The spill of about five million litres of bitumen, sand and produced water was discovered near Nexen’s Long Lake oilsands facility, about 35 kilometres southeast of Fort McMurray. The break occurred just over a kilometre from the Long Lake plant.

READ MORE: ‘We sincerely apologize’: Nexen’s ‘failsafe’ system didn’t detect massive northern Alberta pipeline spill

Mike Hudema of Greenpeace Canada’s climate and energy team said it is stunning that the spill may have gone undetected for as long as that.

“It’s shocking to learn that the pipeline may have been spilling for two weeks before it was discovered – and even then, only by accident,” said Hudema in a statement.

“Warning bells should be going off for Canada’s premiers right now about the dangers they are bringing to their communities if new pipelines are built because that’s what they’re calling for with the Canadian Energy Strategy.”

Nexen Energy hosted a tour for news media Wednesday of the site of the spill, which left 16,000 square metres of muskeg slathered in bitumen, sand and produced water. The site has been fenced off as cleanup efforts continue and plastic eagles have been set up to deter wildlife from the area.

“I’m getting kind of the sense that people think that we’re being pushed to do things unsafe and … I just want to give a little bit of a personal view on that,” said Ron Bailey, Nexen’s senior vice president of Canadian Operations. “I actually believe that CNOOC, by taking us over, has increased our focus on safety. Right from the bottom of their heart, I can say that.

“They have driven us to look, in multiple ways, in other words, with independence, helping us to be better at things,” said Bailey.

“This is not about a rush job, this is not about cuts or anything like that. This is an unfortunate accident. We’re going to get to the bottom of it, we’re going to understand it, and we’re going to own it.”

Nexen is a Canadian company that was taken over by China’s CNOOC Ltd. a few years ago.

READ MORE: Nexen sets up wildlife fence, will start testing water at spill site

On Sunday, a dead duck was found at the spill site, but the company said it believes the animal died before it put the fences, wildlife cannons and other deterrents in place in an effort to limit further environmental harm.

“It’s disheartening to see the site and it’s disappointing that this has happened,” Nexen Energy CEO Fang Zhi said after hosting the media tour.

“I therefore personally apologize for the consequences this might have caused.”

The pipeline was installed last year and a warning system didn’t detect the leak. The company is investigating.

“Our focus as of now is ensuring the safety of our workers on the site, minimizing whatever impact on the environment and on the wildlife, as well as understanding the root causes of this incident through investigations,” Zhi said.

The double-walled pipeline is designed to take raw bitumen from the ground to the Long Lake processing plant. The pipeline operated at 100 degrees Celsius to keep the thick bitumen it carried fluid.

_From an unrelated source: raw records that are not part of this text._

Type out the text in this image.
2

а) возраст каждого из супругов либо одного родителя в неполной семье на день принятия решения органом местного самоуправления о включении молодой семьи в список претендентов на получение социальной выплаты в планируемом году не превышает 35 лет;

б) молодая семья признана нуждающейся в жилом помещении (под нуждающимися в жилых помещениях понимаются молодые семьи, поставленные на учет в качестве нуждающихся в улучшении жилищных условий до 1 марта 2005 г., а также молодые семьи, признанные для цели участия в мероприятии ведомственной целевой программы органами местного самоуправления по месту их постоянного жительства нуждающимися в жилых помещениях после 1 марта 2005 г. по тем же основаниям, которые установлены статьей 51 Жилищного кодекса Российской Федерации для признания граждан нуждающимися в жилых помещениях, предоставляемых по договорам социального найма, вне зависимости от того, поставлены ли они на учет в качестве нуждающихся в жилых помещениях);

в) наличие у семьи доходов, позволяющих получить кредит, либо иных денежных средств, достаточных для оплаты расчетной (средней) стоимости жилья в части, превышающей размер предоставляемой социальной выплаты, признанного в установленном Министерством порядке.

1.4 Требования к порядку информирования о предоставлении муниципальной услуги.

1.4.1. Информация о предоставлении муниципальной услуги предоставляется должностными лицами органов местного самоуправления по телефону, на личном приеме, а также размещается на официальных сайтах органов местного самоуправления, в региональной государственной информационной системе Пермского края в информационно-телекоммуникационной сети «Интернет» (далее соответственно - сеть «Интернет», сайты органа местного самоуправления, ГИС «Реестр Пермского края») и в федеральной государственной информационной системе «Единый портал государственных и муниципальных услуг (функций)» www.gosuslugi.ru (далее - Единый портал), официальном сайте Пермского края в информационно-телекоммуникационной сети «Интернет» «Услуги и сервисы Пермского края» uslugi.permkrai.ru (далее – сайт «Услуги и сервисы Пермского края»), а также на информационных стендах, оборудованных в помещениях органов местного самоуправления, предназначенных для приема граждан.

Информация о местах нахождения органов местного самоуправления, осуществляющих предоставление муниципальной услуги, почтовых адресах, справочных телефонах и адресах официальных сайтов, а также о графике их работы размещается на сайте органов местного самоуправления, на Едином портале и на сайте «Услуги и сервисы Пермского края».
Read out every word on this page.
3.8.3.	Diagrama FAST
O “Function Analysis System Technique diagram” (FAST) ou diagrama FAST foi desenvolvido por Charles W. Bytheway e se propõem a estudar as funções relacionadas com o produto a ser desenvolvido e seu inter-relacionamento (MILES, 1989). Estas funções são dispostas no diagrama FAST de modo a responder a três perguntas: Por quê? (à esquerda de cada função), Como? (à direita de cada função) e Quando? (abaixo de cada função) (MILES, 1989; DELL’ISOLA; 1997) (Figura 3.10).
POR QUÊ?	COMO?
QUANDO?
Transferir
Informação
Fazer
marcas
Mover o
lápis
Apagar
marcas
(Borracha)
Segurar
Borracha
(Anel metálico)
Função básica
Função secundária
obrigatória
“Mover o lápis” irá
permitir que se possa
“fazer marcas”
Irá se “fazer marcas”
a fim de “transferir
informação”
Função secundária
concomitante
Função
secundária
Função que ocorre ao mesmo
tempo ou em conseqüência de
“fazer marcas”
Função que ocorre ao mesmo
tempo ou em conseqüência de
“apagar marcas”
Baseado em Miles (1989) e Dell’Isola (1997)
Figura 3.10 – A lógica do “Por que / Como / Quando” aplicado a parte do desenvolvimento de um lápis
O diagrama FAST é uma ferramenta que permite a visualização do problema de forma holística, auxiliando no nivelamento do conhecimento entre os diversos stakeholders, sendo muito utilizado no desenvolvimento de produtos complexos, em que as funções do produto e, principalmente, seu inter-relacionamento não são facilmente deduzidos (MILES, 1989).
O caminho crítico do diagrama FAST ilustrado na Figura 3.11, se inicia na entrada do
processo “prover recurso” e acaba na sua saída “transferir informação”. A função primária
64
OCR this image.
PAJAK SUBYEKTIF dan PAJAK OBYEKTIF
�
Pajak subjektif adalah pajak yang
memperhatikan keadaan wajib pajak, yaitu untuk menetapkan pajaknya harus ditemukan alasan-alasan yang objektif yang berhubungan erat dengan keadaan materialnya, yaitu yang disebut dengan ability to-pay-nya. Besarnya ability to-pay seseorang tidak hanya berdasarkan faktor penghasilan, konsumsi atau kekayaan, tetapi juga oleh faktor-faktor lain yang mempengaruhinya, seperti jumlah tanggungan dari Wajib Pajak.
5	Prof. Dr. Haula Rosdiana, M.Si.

Colin Woods, a manager of enforcement and surveillance at the Alberta Energy Regulator who was at the site, said the pipeline design is fairly new.

“It’s a relatively new technology,” said Woods. “It’s not commonly used.”

Bailey said it will take months before the company can determine what caused the leak. He said the outer section of the pipe had a smaller hole than originally thought, but the company has not been able to look at the inner pipe.

Bailey said he also doesn’t know how long the cleanup will take since their long-term remediation still has to be approved by the Alberta Energy Regulator. About 130 workers are on site, working to contain and vacuum the spill.

Alberta Energy Minister Margaret McCuaig-Boyd and Environment Minister Shannon Phillips plan to visit the site Friday.